Marsquakes have revealed its interior to an unparalleled degree, exposing astonishing facts about the planet's crust, mantle and core.
Measurements taken by NASA's InSight, or interior exploration using seismic investigations, geodesy and heat transport, lander have provided details such as a crustal layer that differs dramatically from previous understanding, a mantle that is less dense than the surface, and a core that is larger and less dense than previously estimated.
These new findings support the theory that the Martian core is molten. According to the international research teams, more research is needed to determine whether Mars has a solid inner core like Earth's, surrounded by a molten outer core.
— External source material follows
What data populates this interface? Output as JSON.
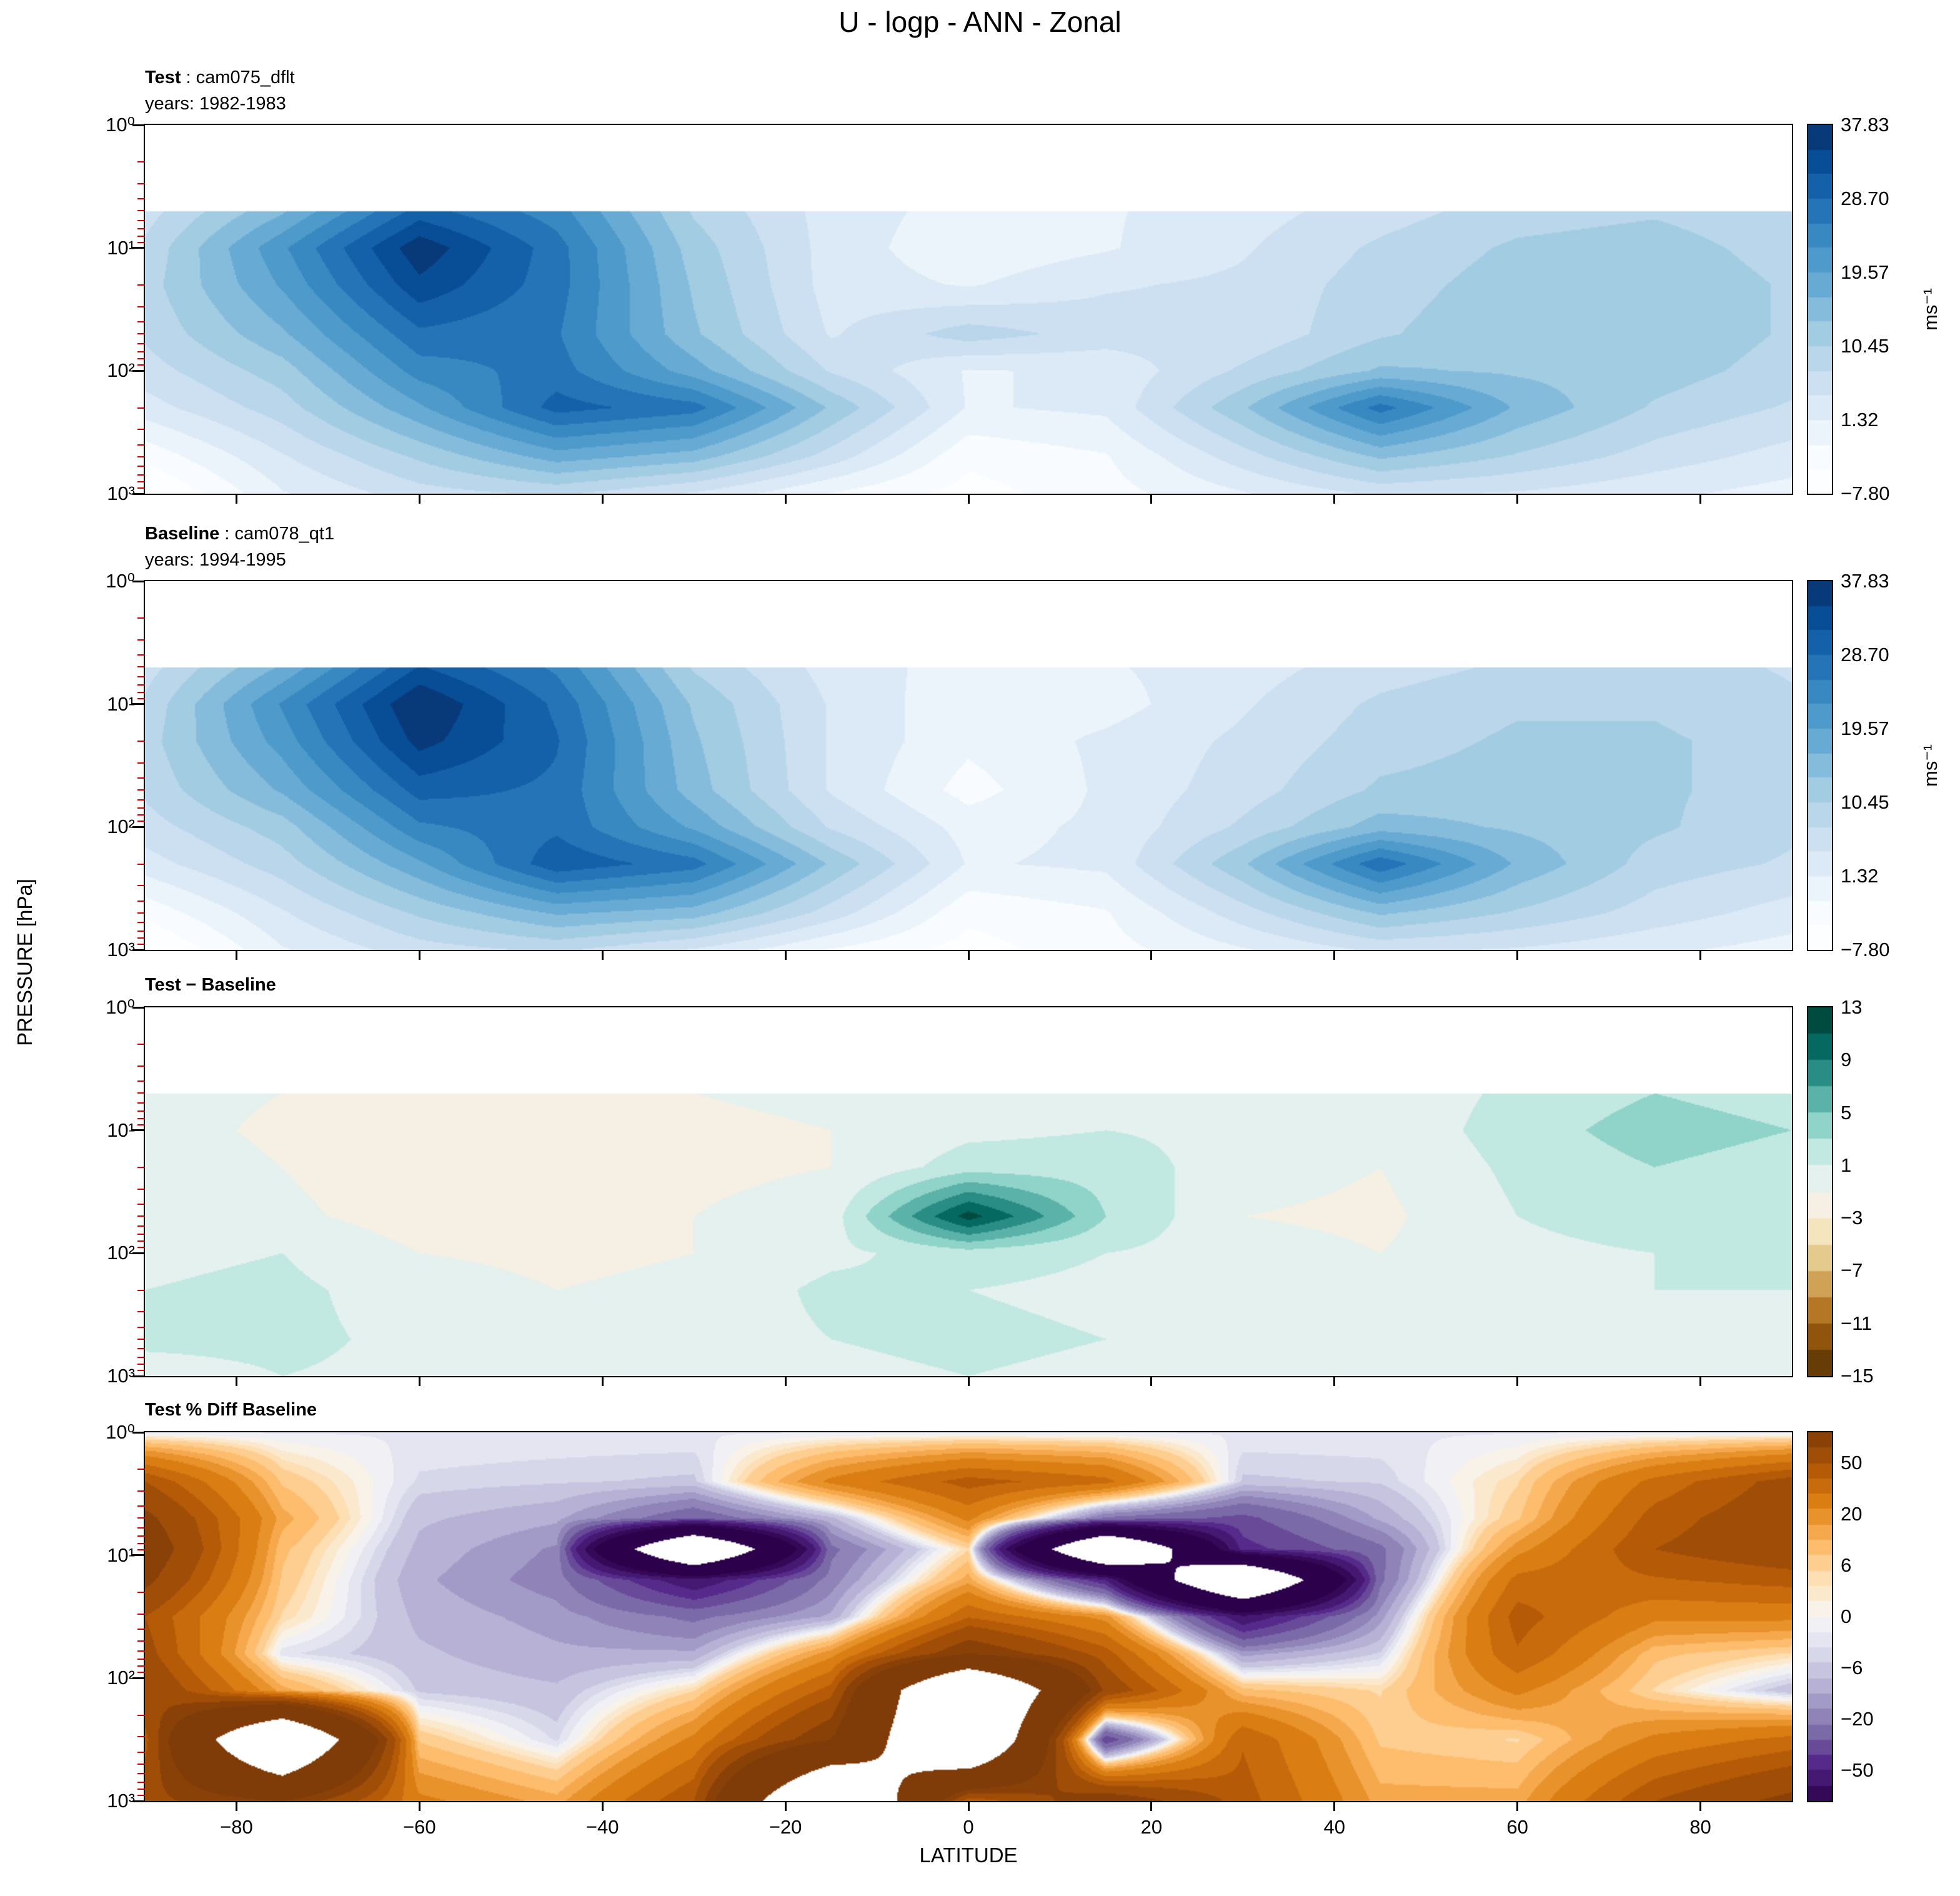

According to Mark Panning of NASA's Jet Propulsion Laboratory, who participated in the crust study, even the largest Marsquakes are so faint that they would barely be felt on Earth. He is hoping for "the big one," which will make it easier to draw conclusions and identify the Martian interior.
"Fingers crossed, we would love to see some bigger events," Panning said.
The findings are based on around 35 Marsquakes detected by a French seismometer on the InSight, which arrived on Mars in 2018. The domed seismometer has detected 733 Marsquakes so far, but the 35 with magnitudes ranging from 3.0 to 4.0 served as the foundation for these investigations.
Seismic waves were utilized by InSight to assess the crust directly beneath its landing site, determining that at least two, if not three, layers lie beneath the surface, and calculating an average crustal thickness for the entire planet.
Mars' crustal thickness is particularly intriguing because the crust formed at an early stage of development from the leftovers of a molten mantle. As a result, data on Mars' current structure can also provide information on how the planet evolved.
Furthermore, a more detailed understanding of Mars' evolution aids in understanding how early differentiation processes occurred in the solar system and why Mars, Earth and other planets are so distinct.